Phenotypic Screening
Why Phenotypic Screening?
The top row shows what our camera arrays see: 5 96-well plates all imaged simultaneously. Zooming in, you can see we automatically detect the wells and the worms inside with enough resolution to quantify their behaviour in detail.
Historically, new drugs were discovered by directly observing their effects in humans or animals, often serendipitously. This is especially the case for drugs with effects on behaviour. See this fascinating history of psychopharmacology for some examples. Even in the era of targeted drug discovery, phenotypic screening has continued to play a prominent role in drug discovery. So the question is, how do we make phenotypic screening even better? Our approach has been to build new imaging systems with arrays of high resolution cameras so that we can record many worms in parallel in multiwell plates. We then take a computational ethology approach to identify the best ways of detecting the symptoms of mutant worms and the effects of drugs or natural products on behaviour.
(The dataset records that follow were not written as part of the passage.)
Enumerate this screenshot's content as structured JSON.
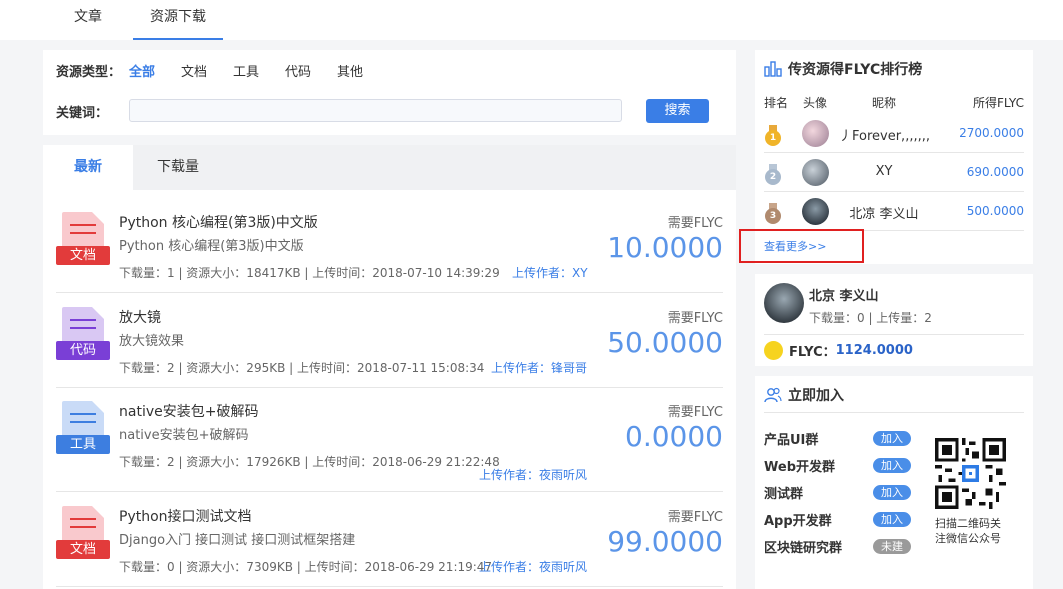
{
  "topnav": {
    "tabs": [
      "文章",
      "资源下载"
    ],
    "active": "资源下载"
  },
  "filter": {
    "type_label": "资源类型：",
    "types": [
      "全部",
      "文档",
      "工具",
      "代码",
      "其他"
    ],
    "active_type": "全部",
    "keyword_label": "关键词：",
    "keyword_value": "",
    "search_label": "搜索"
  },
  "list": {
    "tabs": [
      "最新",
      "下载量"
    ],
    "active_tab": "最新",
    "items": [
      {
        "tag": "文档",
        "title": "Python 核心编程(第3版)中文版",
        "desc": "Python 核心编程(第3版)中文版",
        "meta": "下载量：1 | 资源大小：18417KB | 上传时间：2018-07-10 14:39:29",
        "author": "上传作者：XY",
        "need": "需要FLYC",
        "price": "10.0000"
      },
      {
        "tag": "代码",
        "title": "放大镜",
        "desc": "放大镜效果",
        "meta": "下载量：2 | 资源大小：295KB | 上传时间：2018-07-11 15:08:34",
        "author": "上传作者：锋哥哥",
        "need": "需要FLYC",
        "price": "50.0000"
      },
      {
        "tag": "工具",
        "title": "native安装包+破解码",
        "desc": "native安装包+破解码",
        "meta": "下载量：2 | 资源大小：17926KB | 上传时间：2018-06-29 21:22:48",
        "author": "上传作者：夜雨听风",
        "need": "需要FLYC",
        "price": "0.0000"
      },
      {
        "tag": "文档",
        "title": "Python接口测试文档",
        "desc": "Django入门 接口测试 接口测试框架搭建",
        "meta": "下载量：0 | 资源大小：7309KB | 上传时间：2018-06-29 21:19:47",
        "author": "上传作者：夜雨听风",
        "need": "需要FLYC",
        "price": "99.0000"
      }
    ]
  },
  "rank": {
    "title": "传资源得FLYC排行榜",
    "cols": [
      "排名",
      "头像",
      "昵称",
      "所得FLYC"
    ],
    "rows": [
      {
        "pos": "1",
        "nick": "丿Forever,,,,,,,",
        "pts": "2700.0000"
      },
      {
        "pos": "2",
        "nick": "XY",
        "pts": "690.0000"
      },
      {
        "pos": "3",
        "nick": "北凉 李义山",
        "pts": "500.0000"
      }
    ],
    "more": "查看更多>>"
  },
  "user": {
    "name": "北京 李义山",
    "stats": "下载量：0 | 上传量：2",
    "flyc_label": "FLYC：",
    "flyc_value": "1124.0000"
  },
  "join": {
    "title": "立即加入",
    "groups": [
      {
        "name": "产品UI群",
        "btn": "加入"
      },
      {
        "name": "Web开发群",
        "btn": "加入"
      },
      {
        "name": "测试群",
        "btn": "加入"
      },
      {
        "name": "App开发群",
        "btn": "加入"
      },
      {
        "name": "区块链研究群",
        "btn": "未建"
      }
    ],
    "qr_text": "扫描二维码关注微信公众号"
  },
  "colors": {
    "accent": "#3a7ee6",
    "doc": "#e23b3b",
    "code": "#7a3fd6",
    "tool": "#3d7ee0",
    "join_btn": "#4a8ee8",
    "not_built_btn": "#9a9a9a",
    "highlight_box": "#e02020"
  }
}
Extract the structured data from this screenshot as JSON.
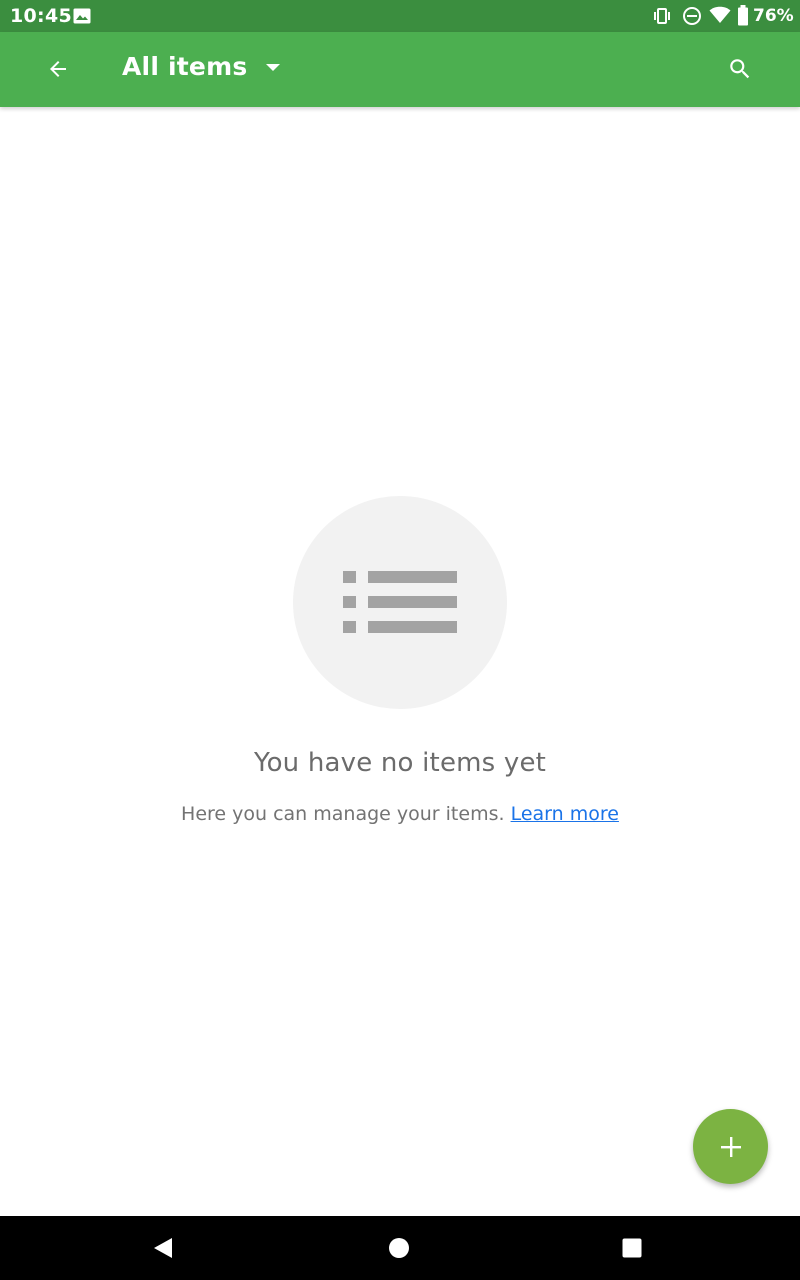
{
  "status_bar": {
    "time": "10:45",
    "battery_percent": "76%",
    "icons": [
      "image-notification-icon",
      "vibrate-icon",
      "do-not-disturb-icon",
      "wifi-icon",
      "battery-icon"
    ]
  },
  "app_bar": {
    "title": "All items",
    "back_icon": "arrow-back-icon",
    "dropdown_icon": "arrow-drop-down-icon",
    "search_icon": "search-icon"
  },
  "empty_state": {
    "icon": "list-icon",
    "title": "You have no items yet",
    "description": "Here you can manage your items.",
    "link_text": "Learn more"
  },
  "fab": {
    "icon": "plus-icon"
  },
  "nav_bar": {
    "icons": [
      "back-triangle-icon",
      "home-circle-icon",
      "recents-square-icon"
    ]
  },
  "colors": {
    "status_bar": "#3b8e3f",
    "app_bar": "#4caf50",
    "fab": "#7cb342",
    "link": "#1a73e8",
    "empty_circle": "#f2f2f2",
    "list_icon": "#a3a3a3"
  }
}
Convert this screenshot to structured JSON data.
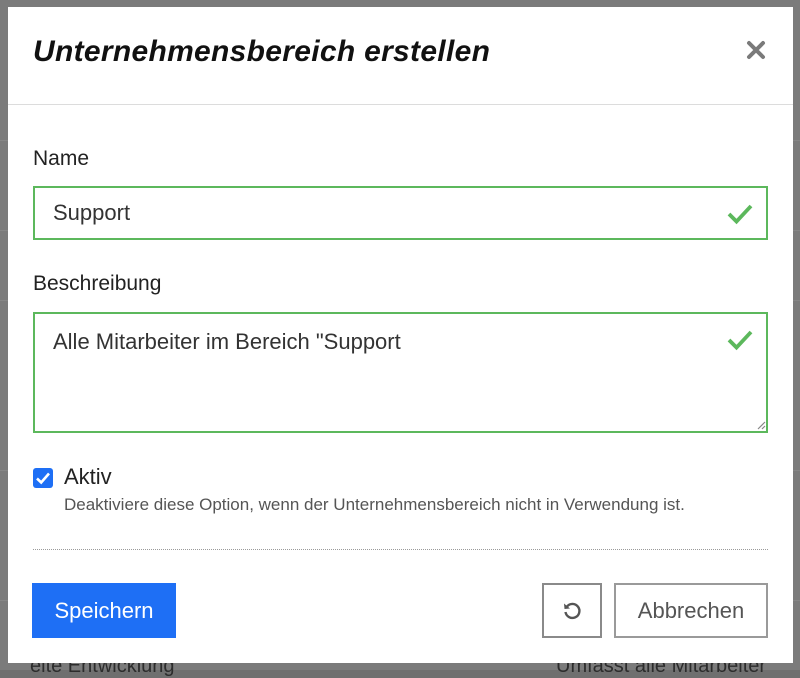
{
  "modal": {
    "title": "Unternehmensbereich erstellen"
  },
  "form": {
    "name_label": "Name",
    "name_value": "Support",
    "description_label": "Beschreibung",
    "description_value": "Alle Mitarbeiter im Bereich \"Support",
    "active_label": "Aktiv",
    "active_checked": true,
    "active_help": "Deaktiviere diese Option, wenn der Unternehmensbereich nicht in Verwendung ist."
  },
  "buttons": {
    "save": "Speichern",
    "cancel": "Abbrechen"
  },
  "background": {
    "footer_left": "eite Entwicklung",
    "footer_right": "Umfasst alle Mitarbeiter"
  },
  "colors": {
    "primary": "#1e6ff5",
    "valid": "#5cb85c"
  },
  "icons": {
    "close": "close-icon",
    "valid": "checkmark-icon",
    "reset": "reset-icon"
  }
}
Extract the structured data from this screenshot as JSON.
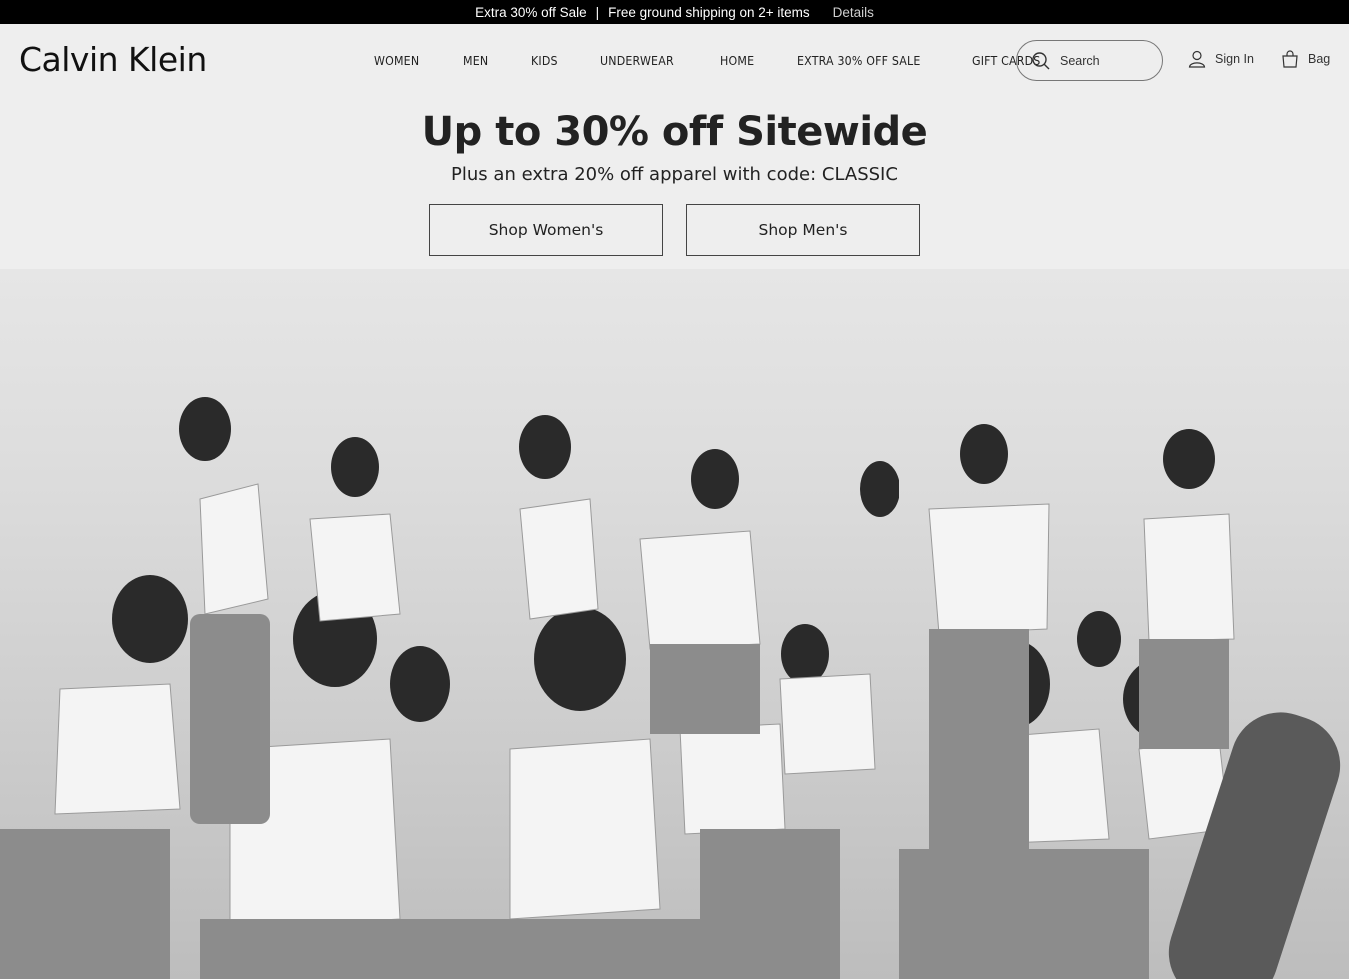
{
  "promo": {
    "part1": "Extra 30% off Sale",
    "separator": "|",
    "part2": "Free ground shipping on 2+ items",
    "details": "Details"
  },
  "header": {
    "logo": "Calvin Klein",
    "nav": [
      "WOMEN",
      "MEN",
      "KIDS",
      "UNDERWEAR",
      "HOME",
      "EXTRA 30% OFF SALE",
      "GIFT CARDS"
    ],
    "search_placeholder": "Search",
    "signin": "Sign In",
    "bag": "Bag"
  },
  "hero": {
    "headline": "Up to 30% off Sitewide",
    "subhead": "Plus an extra 20% off apparel with code: CLASSIC",
    "btn_women": "Shop Women's",
    "btn_men": "Shop Men's"
  },
  "colors": {
    "promo_bg": "#000000",
    "page_bg": "#eeeeee",
    "text": "#222222"
  }
}
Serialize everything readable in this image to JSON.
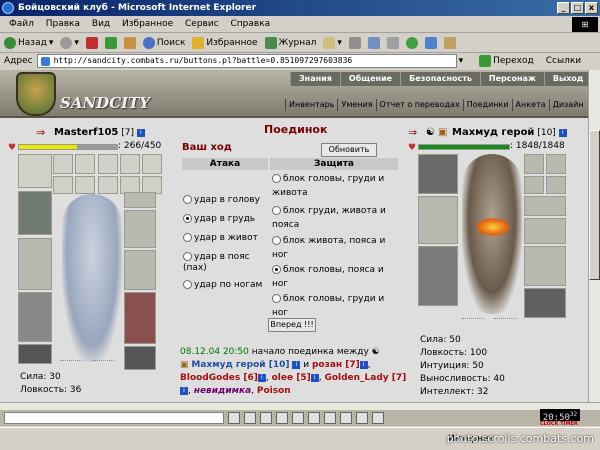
{
  "window": {
    "title": "Бойцовский клуб - Microsoft Internet Explorer",
    "min": "_",
    "max": "□",
    "close": "x"
  },
  "menu": [
    "Файл",
    "Правка",
    "Вид",
    "Избранное",
    "Сервис",
    "Справка"
  ],
  "toolbar": {
    "back": "Назад",
    "search": "Поиск",
    "favorites": "Избранное",
    "journal": "Журнал"
  },
  "address": {
    "label": "Адрес",
    "url": "http://sandcity.combats.ru/buttons.pl?battle=0.851097297603836",
    "go": "Переход",
    "links": "Ссылки"
  },
  "site": {
    "brand": "SANDCITY",
    "topnav": [
      "Знания",
      "Общение",
      "Безопасность",
      "Персонаж",
      "Выход"
    ],
    "subnav": [
      "Инвентарь",
      "Умения",
      "Отчет о переводах",
      "Поединки",
      "Анкета",
      "Дизайн"
    ]
  },
  "player": {
    "name": "Masterf105",
    "level": "[7]",
    "hp": ": 266/450",
    "hp_fraction": 0.59,
    "stats": [
      "Сила: 30",
      "Ловкость: 36"
    ]
  },
  "enemy": {
    "name": "Махмуд герой",
    "level": "[10]",
    "hp": ": 1848/1848",
    "hp_fraction": 1.0,
    "stats": [
      "Сила: 50",
      "Ловкость: 100",
      "Интуиция: 50",
      "Выносливость: 40",
      "Интеллект: 32"
    ]
  },
  "battle": {
    "title": "Поединок",
    "your_move": "Ваш ход",
    "refresh": "Обновить",
    "attack_header": "Атака",
    "defense_header": "Защита",
    "attacks": [
      "удар в голову",
      "удар в грудь",
      "удар в живот",
      "удар в пояс (пах)",
      "удар по ногам"
    ],
    "attack_selected": 1,
    "defenses": [
      "блок головы, груди и живота",
      "блок груди, живота и пояса",
      "блок живота, пояса и ног",
      "блок головы, пояса и ног",
      "блок головы, груди и ног"
    ],
    "defense_selected": 3,
    "forward": "Вперед !!!"
  },
  "log": {
    "time": "08.12.04 20:50",
    "text": "начало поединка между",
    "p1": "Махмуд герой [10]",
    "and": "и",
    "p2": "розан [7]",
    "p3": "BloodGodes [6]",
    "p4": "olee [5]",
    "p5": "Golden_Lady [7]",
    "p6": "невидимка",
    "p7": "Poison"
  },
  "clock": {
    "time": "20:50",
    "seconds": "32",
    "label": "CLOCK TIMER"
  },
  "status": {
    "text": "Интернет"
  },
  "watermark": "photo.scrolls.combats.com"
}
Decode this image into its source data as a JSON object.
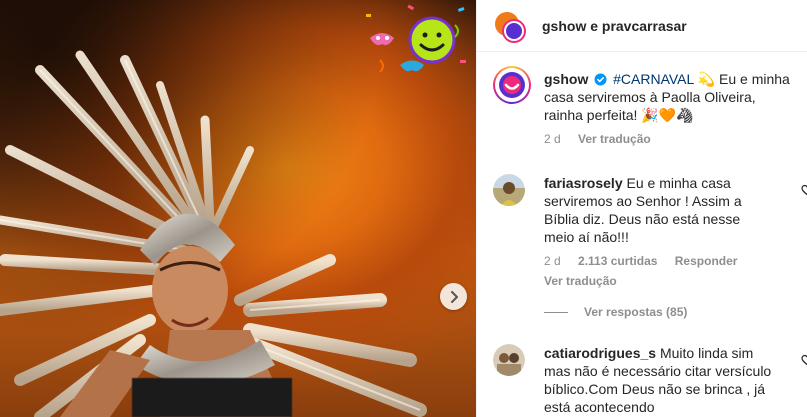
{
  "media": {
    "next_icon": "chevron-right-icon",
    "sticker_icon": "smiley-carnival-sticker"
  },
  "header": {
    "title": "gshow e pravcarrasar",
    "avatar_icon": "gshow-avatar"
  },
  "caption": {
    "username": "gshow",
    "verified_icon": "verified-badge-icon",
    "hashtag": "#CARNAVAL",
    "emoji_1": "💫",
    "text": "Eu e minha casa serviremos à Paolla Oliveira, rainha perfeita!",
    "emoji_2": "🎉🧡🦓",
    "time": "2 d",
    "translate": "Ver tradução"
  },
  "comments": [
    {
      "username": "fariasrosely",
      "text": "Eu e minha casa serviremos ao Senhor ! Assim a Bíblia diz. Deus não está nesse meio aí não!!!",
      "time": "2 d",
      "likes": "2.113 curtidas",
      "reply": "Responder",
      "translate": "Ver tradução",
      "view_replies": "Ver respostas (85)"
    },
    {
      "username": "catiarodrigues_s",
      "text": "Muito linda sim mas não é necessário citar versículo bíblico.Com Deus não se brinca , já está acontecendo"
    }
  ],
  "colors": {
    "link": "#00376b",
    "muted": "#8e8e8e",
    "text": "#262626",
    "verified": "#0095f6"
  }
}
Finding the Right Molecules
An important part of this approach is finding the right source of molecules. Drugs that are already approved for human use are attractive because they are already known to be safe in humans. Therefore, if one of them is found to be useful in treating a disease-model worm, there is a better chance that it will be translatable to human use than compounds from some other sources. At the same time, we are also very excited about the prospects of phenotypic screening for discovering neuroactive molecules from nature that are difficult to find using other methods. We are therefore looking at natural product libraries, soil and gut microbiomes, and diverse venoms.
Target Identification
A perenial difficulty with phenotypic screens is target identification. That is, given a hit in a phenotypic screen, how do you figure out what targets the compound is affecting? We are using machine learning approaches and a database of worm drug phenotypes to predict targets based only on worm behaviour. In parallel, we will also use worm genetics to identify targets, which has proven to be a successful approach in many previous studies.